怖いのは”いつ滑るかわからない”からで、それを分かり易くしてくれるタイヤシステムは大きくメリットになります。薄っぺらく細身のチューブラーではタイヤの形を変えてグリップを稼ぐと言うより、滑り出しを緩やかにするというような考え方なので、グリップの容量自体はチューブレスの方がかなり上です。むしろ、美味しい空気圧を知らずに使ったり、滑ったときに対処するテクニックを持たず、トレッド面のコンパウンドが進化していないチューブラーと付き合うのは、むしろ下りで怖さを誘発させる原因になるでしょう。

なおかつ、横風で煽られようものなら…。

カーボンでディープでチューブラーなんて、下りを怖くしているようなもんですな。昨今クリンチャーカーボンも増えていますが、ブレーキを引きずると間違いなく割れますし、ワーストケースではリムが破裂しますので、ご注意を。下りに自信が無い方はカーボンクリンチャーは止めておいた方が吉です。

フレームから組み上げる際の自転車全体のパーツチョイスと同じく、ホイールのチョイスというのは”おおげさ”になりがちです。

趣味ものを買う場合の多くがそうですが、高価なものを買うときにもそのようになってしまいます。「どうせ買うなら…」と大きな看板をぶら下げたいお気持ちはわかりますが、実際に使っている(使ってきた)人のいち意見として申し上げるならば、でかい看板は後々邪魔になります。身の丈が大事です。

自分は今、自宅の設計をしていますが、風呂場を広くしてしまったり、部屋数の多くしたいとか、屋上が欲しいとか、予算が増えて身の丈に合わず、あげく半年後には”必要が無いので使わなくなるスペック”を盛りたがる気持ちは大変に理解できます(笑

Part1であったシーンですが、ガンガン走っている人が個人的な興味として深くなるのはアルミのハイエンドだったり、そのちょっと下辺りだったりしましたね。それは恐らく、結局は一人で走ることが多くなるがゆえ、その場合に最適な選択を現実的に想像するからなのでしょうね。飛び道具はそれに値する状況になれば、自然と必要になるものです。

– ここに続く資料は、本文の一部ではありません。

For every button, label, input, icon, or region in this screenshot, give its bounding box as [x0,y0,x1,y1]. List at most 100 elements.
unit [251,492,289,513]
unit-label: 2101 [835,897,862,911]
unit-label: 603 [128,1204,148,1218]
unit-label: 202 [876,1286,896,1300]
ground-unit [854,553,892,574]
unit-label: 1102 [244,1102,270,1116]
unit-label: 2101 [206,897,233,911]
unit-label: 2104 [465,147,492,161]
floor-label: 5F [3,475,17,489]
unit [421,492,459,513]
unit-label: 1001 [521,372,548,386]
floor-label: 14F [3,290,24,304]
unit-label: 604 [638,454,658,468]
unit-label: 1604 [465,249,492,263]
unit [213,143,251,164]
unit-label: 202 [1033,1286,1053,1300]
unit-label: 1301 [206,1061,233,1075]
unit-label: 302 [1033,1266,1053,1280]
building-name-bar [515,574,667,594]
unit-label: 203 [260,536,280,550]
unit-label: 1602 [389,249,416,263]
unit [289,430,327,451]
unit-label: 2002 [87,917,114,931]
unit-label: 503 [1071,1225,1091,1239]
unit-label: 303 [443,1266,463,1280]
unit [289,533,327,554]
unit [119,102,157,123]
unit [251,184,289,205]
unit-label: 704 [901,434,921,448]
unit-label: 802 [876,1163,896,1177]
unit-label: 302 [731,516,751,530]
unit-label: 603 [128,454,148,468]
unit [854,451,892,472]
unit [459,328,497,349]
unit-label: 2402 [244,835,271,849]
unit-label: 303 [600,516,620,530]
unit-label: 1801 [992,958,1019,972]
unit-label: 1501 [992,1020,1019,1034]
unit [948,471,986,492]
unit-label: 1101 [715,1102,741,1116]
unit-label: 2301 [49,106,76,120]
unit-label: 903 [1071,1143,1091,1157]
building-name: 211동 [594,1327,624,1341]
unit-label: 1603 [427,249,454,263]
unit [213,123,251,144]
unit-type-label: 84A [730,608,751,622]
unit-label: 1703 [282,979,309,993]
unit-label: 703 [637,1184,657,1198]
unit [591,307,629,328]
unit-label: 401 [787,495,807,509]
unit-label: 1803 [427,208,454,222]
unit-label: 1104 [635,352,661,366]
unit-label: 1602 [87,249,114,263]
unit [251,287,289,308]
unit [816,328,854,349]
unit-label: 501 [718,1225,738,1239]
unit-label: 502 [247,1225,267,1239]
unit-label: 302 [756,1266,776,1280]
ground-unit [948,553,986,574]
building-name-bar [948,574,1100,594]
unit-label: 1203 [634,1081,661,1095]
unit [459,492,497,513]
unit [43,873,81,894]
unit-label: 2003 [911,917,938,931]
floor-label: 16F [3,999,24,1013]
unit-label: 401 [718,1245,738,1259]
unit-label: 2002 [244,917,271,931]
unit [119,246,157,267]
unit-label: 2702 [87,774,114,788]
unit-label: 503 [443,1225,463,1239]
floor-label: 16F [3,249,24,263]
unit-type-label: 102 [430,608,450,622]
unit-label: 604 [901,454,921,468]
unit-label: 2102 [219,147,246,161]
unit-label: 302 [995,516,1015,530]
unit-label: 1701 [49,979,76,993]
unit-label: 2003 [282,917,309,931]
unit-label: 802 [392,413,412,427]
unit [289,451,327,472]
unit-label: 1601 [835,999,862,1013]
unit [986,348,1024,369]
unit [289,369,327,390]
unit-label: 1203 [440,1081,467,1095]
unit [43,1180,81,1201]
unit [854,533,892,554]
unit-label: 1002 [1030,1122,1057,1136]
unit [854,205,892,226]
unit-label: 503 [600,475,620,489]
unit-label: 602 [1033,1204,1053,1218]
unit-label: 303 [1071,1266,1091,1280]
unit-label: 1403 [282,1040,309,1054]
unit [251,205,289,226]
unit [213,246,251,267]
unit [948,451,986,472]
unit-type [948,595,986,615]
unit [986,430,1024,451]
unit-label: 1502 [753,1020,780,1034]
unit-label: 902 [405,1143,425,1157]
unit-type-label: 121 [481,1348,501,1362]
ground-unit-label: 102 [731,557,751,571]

まずはアルミで日常的に使いやすいホイールでガンガン走って、大事に使って、潰れたらその先の目的に合わせて考える言うことでOKだと思います。私はもったいないと思うものは、ちゃんと使い切れないことが多いですね、自転車意外でも。

当店でオススメしているホイールメーカーは、
 カンパニョーロ
 フルクラム
 シマノ
 DT SWISS
 手組ホイール
です。

この中からお客様の都合や用途に合わせてオススメいたします。